Theresa: “We just received notice that someone in our condo building has been hospitalized with COVID-19. Strata states privacy laws won’t let them reveal anything about who it is, not even what floor they are on. Is this correct?”


The general public does not have a right to know identifying information about people who have tested positive for COVID-19, B.C.’s information and privacy commissioner, Michael McEvoy, told NEWS 1130.

“People who are suffering with COVID have enough to worry about in terms of their recovery … [they don’t need to be] a neon sign above their place of residence letting the whole block or the whole neighbourhood know what’s going on,” he said.

It’s up to provincial health officer Dr. Bonnie Henry to decide, through contact tracing, who is informed of potential exposure to the coronavirus, McEvoy said.

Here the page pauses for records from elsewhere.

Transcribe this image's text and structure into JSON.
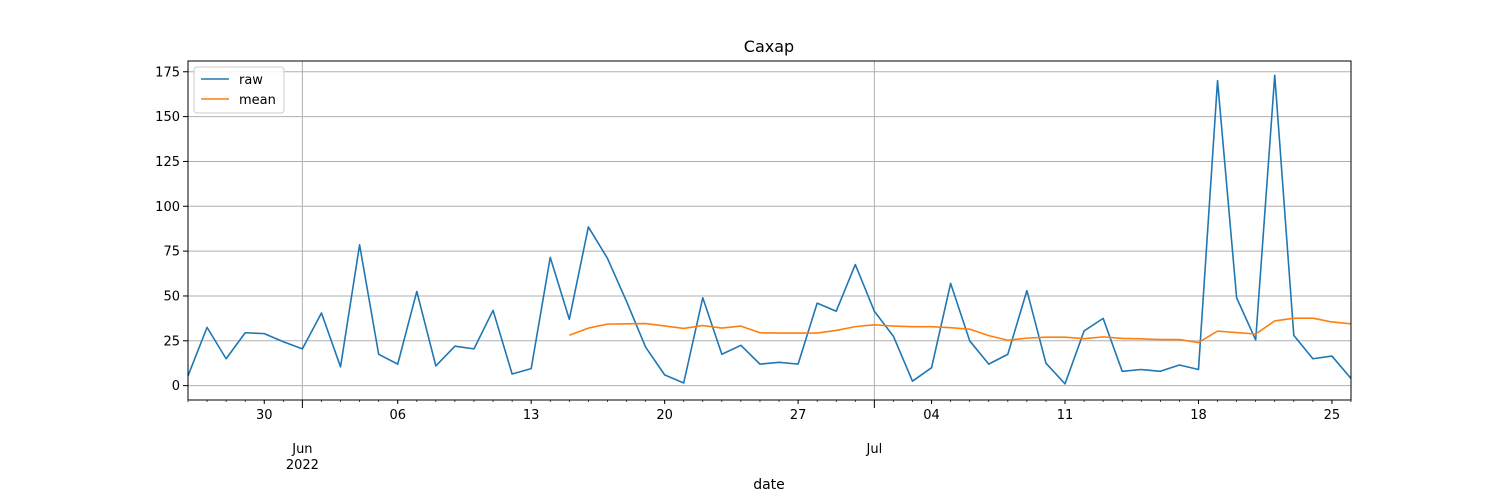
{
  "chart_data": {
    "type": "line",
    "title": "Сахар",
    "xlabel": "date",
    "ylabel": "",
    "ylim": [
      -8,
      181
    ],
    "xlim": [
      "2022-05-26",
      "2022-07-26"
    ],
    "grid": true,
    "legend_position": "upper-left",
    "y_ticks": [
      0,
      25,
      50,
      75,
      100,
      125,
      150,
      175
    ],
    "x_minor_ticks": [
      {
        "date": "2022-05-30",
        "label": "30"
      },
      {
        "date": "2022-06-06",
        "label": "06"
      },
      {
        "date": "2022-06-13",
        "label": "13"
      },
      {
        "date": "2022-06-20",
        "label": "20"
      },
      {
        "date": "2022-06-27",
        "label": "27"
      },
      {
        "date": "2022-07-04",
        "label": "04"
      },
      {
        "date": "2022-07-11",
        "label": "11"
      },
      {
        "date": "2022-07-18",
        "label": "18"
      },
      {
        "date": "2022-07-25",
        "label": "25"
      }
    ],
    "x_major_ticks": [
      {
        "date": "2022-06-01",
        "label": "Jun",
        "sublabel": "2022"
      },
      {
        "date": "2022-07-01",
        "label": "Jul",
        "sublabel": ""
      }
    ],
    "start_date": "2022-05-26",
    "series": [
      {
        "name": "raw",
        "color": "#1f77b4",
        "values": [
          5.5,
          32.5,
          15,
          29.5,
          29,
          24.5,
          20.5,
          40.5,
          10.5,
          78.5,
          17.5,
          12,
          52.5,
          11,
          22,
          20.5,
          42,
          6.5,
          9.5,
          71.5,
          37,
          88.5,
          71,
          47,
          21.5,
          6,
          1.5,
          49,
          17.5,
          22.5,
          12,
          13,
          12,
          46,
          41.5,
          67.5,
          41.5,
          27.5,
          2.5,
          10,
          57,
          25,
          12,
          17.5,
          53,
          12.5,
          1,
          30.5,
          37.5,
          8,
          9,
          8,
          11.5,
          9,
          170,
          49,
          25.5,
          173,
          28,
          15,
          16.5,
          4
        ]
      },
      {
        "name": "mean",
        "color": "#ff7f0e",
        "values": [
          null,
          null,
          null,
          null,
          null,
          null,
          null,
          null,
          null,
          null,
          null,
          null,
          null,
          null,
          null,
          null,
          null,
          null,
          null,
          null,
          28.1,
          32.1,
          34.3,
          34.5,
          34.6,
          33.3,
          31.9,
          33.5,
          32.1,
          33.2,
          29.5,
          29.3,
          29.3,
          29.3,
          30.8,
          32.9,
          33.9,
          33.2,
          32.9,
          32.9,
          32.3,
          31.5,
          27.9,
          25.3,
          26.5,
          27,
          27,
          26.2,
          27.2,
          26.3,
          26.1,
          25.7,
          25.7,
          24,
          30.4,
          29.6,
          28.8,
          36.1,
          37.6,
          37.6,
          35.5,
          34.5
        ]
      }
    ]
  }
}
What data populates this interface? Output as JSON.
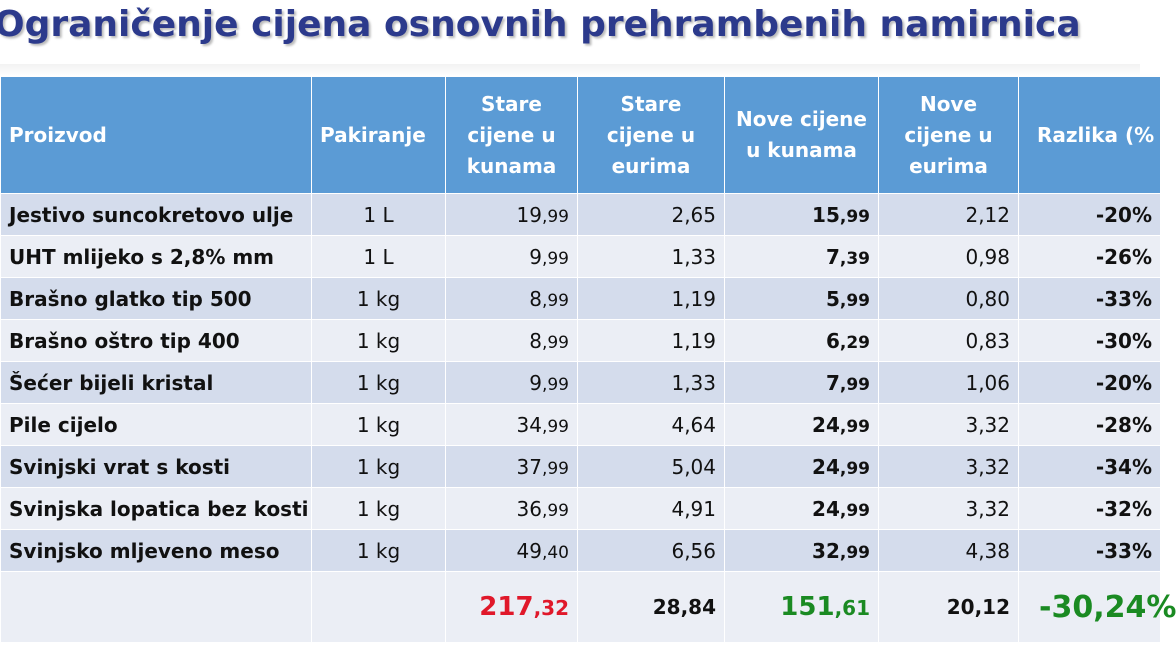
{
  "title": "Ograničenje cijena osnovnih prehrambenih namirnica",
  "headers": [
    "Proizvod",
    "Pakiranje",
    "Stare cijene u kunama",
    "Stare cijene u eurima",
    "Nove cijene u kunama",
    "Nove cijene u eurima",
    "Razlika (%"
  ],
  "rows": [
    {
      "name": "Jestivo suncokretovo ulje",
      "pack": "1 L",
      "old_kn_int": "19",
      "old_kn_dec": ",99",
      "old_eur": "2,65",
      "new_kn_int": "15",
      "new_kn_dec": ",99",
      "new_eur": "2,12",
      "diff": "-20%"
    },
    {
      "name": "UHT mlijeko s 2,8% mm",
      "pack": "1 L",
      "old_kn_int": "9",
      "old_kn_dec": ",99",
      "old_eur": "1,33",
      "new_kn_int": "7",
      "new_kn_dec": ",39",
      "new_eur": "0,98",
      "diff": "-26%"
    },
    {
      "name": "Brašno glatko tip 500",
      "pack": "1 kg",
      "old_kn_int": "8",
      "old_kn_dec": ",99",
      "old_eur": "1,19",
      "new_kn_int": "5",
      "new_kn_dec": ",99",
      "new_eur": "0,80",
      "diff": "-33%"
    },
    {
      "name": "Brašno oštro tip 400",
      "pack": "1 kg",
      "old_kn_int": "8",
      "old_kn_dec": ",99",
      "old_eur": "1,19",
      "new_kn_int": "6",
      "new_kn_dec": ",29",
      "new_eur": "0,83",
      "diff": "-30%"
    },
    {
      "name": "Šećer bijeli kristal",
      "pack": "1 kg",
      "old_kn_int": "9",
      "old_kn_dec": ",99",
      "old_eur": "1,33",
      "new_kn_int": "7",
      "new_kn_dec": ",99",
      "new_eur": "1,06",
      "diff": "-20%"
    },
    {
      "name": "Pile cijelo",
      "pack": "1 kg",
      "old_kn_int": "34",
      "old_kn_dec": ",99",
      "old_eur": "4,64",
      "new_kn_int": "24",
      "new_kn_dec": ",99",
      "new_eur": "3,32",
      "diff": "-28%"
    },
    {
      "name": "Svinjski vrat s kosti",
      "pack": "1 kg",
      "old_kn_int": "37",
      "old_kn_dec": ",99",
      "old_eur": "5,04",
      "new_kn_int": "24",
      "new_kn_dec": ",99",
      "new_eur": "3,32",
      "diff": "-34%"
    },
    {
      "name": "Svinjska lopatica bez kosti",
      "pack": "1 kg",
      "old_kn_int": "36",
      "old_kn_dec": ",99",
      "old_eur": "4,91",
      "new_kn_int": "24",
      "new_kn_dec": ",99",
      "new_eur": "3,32",
      "diff": "-32%"
    },
    {
      "name": "Svinjsko mljeveno meso",
      "pack": "1 kg",
      "old_kn_int": "49",
      "old_kn_dec": ",40",
      "old_eur": "6,56",
      "new_kn_int": "32",
      "new_kn_dec": ",99",
      "new_eur": "4,38",
      "diff": "-33%"
    }
  ],
  "totals": {
    "old_kn_int": "217",
    "old_kn_dec": ",32",
    "old_eur": "28,84",
    "new_kn_int": "151",
    "new_kn_dec": ",61",
    "new_eur": "20,12",
    "diff": "-30,24%"
  },
  "colors": {
    "header_bg": "#5b9bd5",
    "row_odd": "#d4dcec",
    "row_even": "#ebeef5",
    "old_price": "#e0182a",
    "new_price": "#1a8a22",
    "title": "#2c3a8c"
  }
}
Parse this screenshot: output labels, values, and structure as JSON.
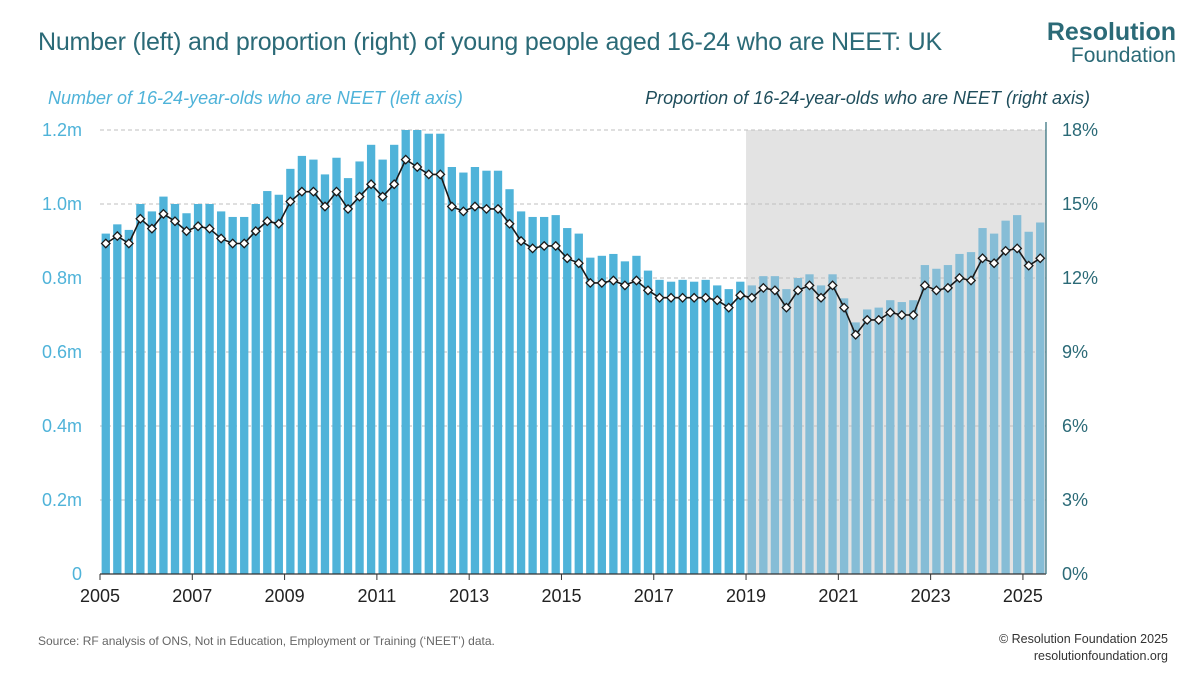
{
  "header": {
    "title": "Number (left) and proportion (right) of young people aged 16-24 who are NEET: UK",
    "logo_line1": "Resolution",
    "logo_line2": "Foundation"
  },
  "footer": {
    "source": "Source: RF analysis of ONS, Not in Education, Employment or Training (‘NEET’) data.",
    "copyright": "© Resolution Foundation 2025",
    "website": "resolutionfoundation.org"
  },
  "chart_data": {
    "type": "bar",
    "colors": {
      "bars": "#4fb3d9",
      "bars_shaded": "#86bdd6",
      "line": "#1a1a1a",
      "markers": "#ffffff",
      "shade": "#e3e3e3",
      "left_axis": "#4fb3d9",
      "right_axis": "#2b6a77"
    },
    "left_axis_label": "Number of 16-24-year-olds who are NEET (left axis)",
    "right_axis_label": "Proportion of 16-24-year-olds who are NEET (right axis)",
    "left_ticks": [
      "0",
      "0.2m",
      "0.4m",
      "0.6m",
      "0.8m",
      "1.0m",
      "1.2m"
    ],
    "right_ticks": [
      "0%",
      "3%",
      "6%",
      "9%",
      "12%",
      "15%",
      "18%"
    ],
    "x_ticks": [
      "2005",
      "2007",
      "2009",
      "2011",
      "2013",
      "2015",
      "2017",
      "2019",
      "2021",
      "2023",
      "2025"
    ],
    "ylim_left": [
      0,
      1.2
    ],
    "ylim_right": [
      0,
      18
    ],
    "shaded_region_start": "2019",
    "grid": "horizontal dashed",
    "x_start_year": 2005,
    "series": [
      {
        "name": "Number of 16-24-year-olds who are NEET (left axis)",
        "axis": "left",
        "unit": "millions",
        "values": [
          0.92,
          0.945,
          0.93,
          1.0,
          0.98,
          1.02,
          1.0,
          0.975,
          1.0,
          1.0,
          0.98,
          0.965,
          0.965,
          1.0,
          1.035,
          1.025,
          1.095,
          1.13,
          1.12,
          1.08,
          1.125,
          1.07,
          1.115,
          1.16,
          1.12,
          1.16,
          1.2,
          1.2,
          1.19,
          1.19,
          1.1,
          1.085,
          1.1,
          1.09,
          1.09,
          1.04,
          0.98,
          0.965,
          0.965,
          0.97,
          0.935,
          0.92,
          0.855,
          0.86,
          0.865,
          0.845,
          0.86,
          0.82,
          0.795,
          0.79,
          0.795,
          0.79,
          0.795,
          0.78,
          0.77,
          0.79,
          0.78,
          0.805,
          0.805,
          0.77,
          0.8,
          0.81,
          0.78,
          0.81,
          0.745,
          0.68,
          0.715,
          0.72,
          0.74,
          0.735,
          0.74,
          0.835,
          0.825,
          0.835,
          0.865,
          0.87,
          0.935,
          0.92,
          0.955,
          0.97,
          0.925,
          0.95
        ]
      },
      {
        "name": "Proportion of 16-24-year-olds who are NEET (right axis)",
        "axis": "right",
        "unit": "percent",
        "values": [
          13.4,
          13.7,
          13.4,
          14.4,
          14.0,
          14.6,
          14.3,
          13.9,
          14.1,
          14.0,
          13.6,
          13.4,
          13.4,
          13.9,
          14.3,
          14.2,
          15.1,
          15.5,
          15.5,
          14.9,
          15.5,
          14.8,
          15.3,
          15.8,
          15.3,
          15.8,
          16.8,
          16.5,
          16.2,
          16.2,
          14.9,
          14.7,
          14.9,
          14.8,
          14.8,
          14.2,
          13.5,
          13.2,
          13.3,
          13.3,
          12.8,
          12.6,
          11.8,
          11.8,
          11.9,
          11.7,
          11.9,
          11.5,
          11.2,
          11.2,
          11.2,
          11.2,
          11.2,
          11.1,
          10.8,
          11.3,
          11.2,
          11.6,
          11.5,
          10.8,
          11.5,
          11.7,
          11.2,
          11.7,
          10.8,
          9.7,
          10.3,
          10.3,
          10.6,
          10.5,
          10.5,
          11.7,
          11.5,
          11.6,
          12.0,
          11.9,
          12.8,
          12.6,
          13.1,
          13.2,
          12.5,
          12.8
        ]
      }
    ]
  }
}
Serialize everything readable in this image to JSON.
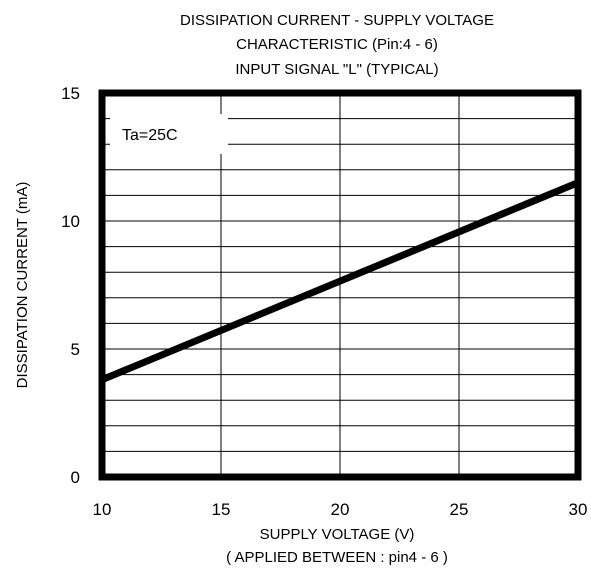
{
  "chart_data": {
    "type": "line",
    "title_lines": [
      "DISSIPATION CURRENT - SUPPLY VOLTAGE",
      "CHARACTERISTIC (Pin:4 - 6)",
      "INPUT SIGNAL \"L\" (TYPICAL)"
    ],
    "xlabel_lines": [
      "SUPPLY VOLTAGE (V)",
      "( APPLIED BETWEEN : pin4 - 6 )"
    ],
    "ylabel": "DISSIPATION CURRENT (mA)",
    "annotation": "Ta=25C",
    "xlim": [
      10,
      30
    ],
    "ylim": [
      0,
      15
    ],
    "x_ticks": [
      10,
      15,
      20,
      25,
      30
    ],
    "y_ticks": [
      0,
      5,
      10,
      15
    ],
    "x_minor_step": 1,
    "y_minor_step": 1,
    "grid": true,
    "series": [
      {
        "x": [
          10,
          30
        ],
        "y": [
          3.8,
          11.5
        ]
      }
    ]
  }
}
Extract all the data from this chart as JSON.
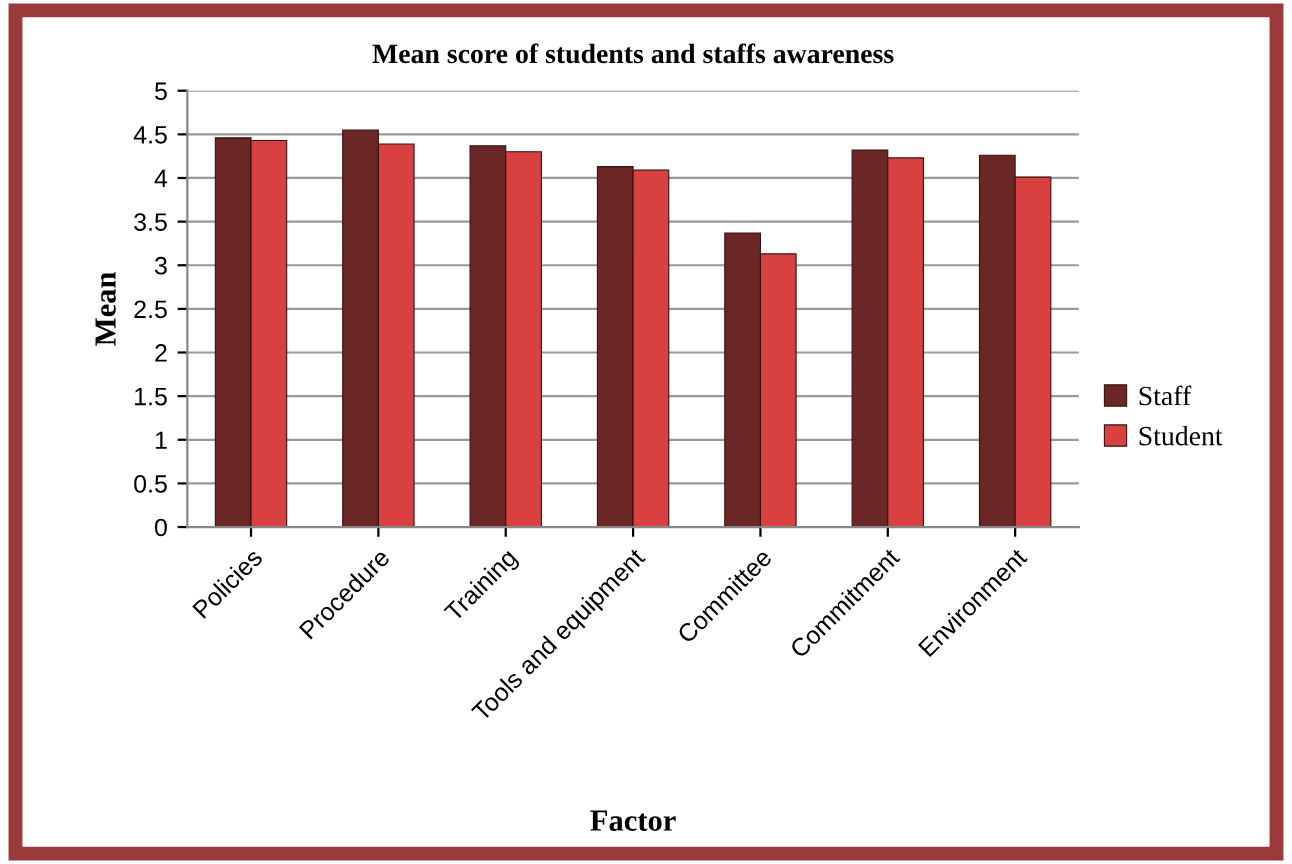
{
  "chart_data": {
    "type": "bar",
    "title": "Mean score of students and staffs awareness",
    "xlabel": "Factor",
    "ylabel": "Mean",
    "categories": [
      "Policies",
      "Procedure",
      "Training",
      "Tools and equipment",
      "Committee",
      "Commitment",
      "Environment"
    ],
    "series": [
      {
        "name": "Staff",
        "color": "#6b2626",
        "values": [
          4.46,
          4.55,
          4.37,
          4.13,
          3.37,
          4.32,
          4.26
        ]
      },
      {
        "name": "Student",
        "color": "#d94040",
        "values": [
          4.43,
          4.39,
          4.3,
          4.09,
          3.13,
          4.23,
          4.01
        ]
      }
    ],
    "ylim": [
      0,
      5
    ],
    "yticks": [
      0,
      0.5,
      1,
      1.5,
      2,
      2.5,
      3,
      3.5,
      4,
      4.5,
      5
    ],
    "grid": "y",
    "legend": "right"
  }
}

“It is not up to an apartment block manager or anybody else to be disclosing or discussing that issue,” he added.

If COVID-19 patients were widely identified without their consent, McEvoy said, it could discourage others from seeking help.

“If you feel you are sick, or you feel you are in need of a test, we want people to feel that they can go and get those tests in the privacy of the doctor’s office or [they can consult] with their physician to make sure they are properly diagnosed, properly treated, and properly quarantined,” he said.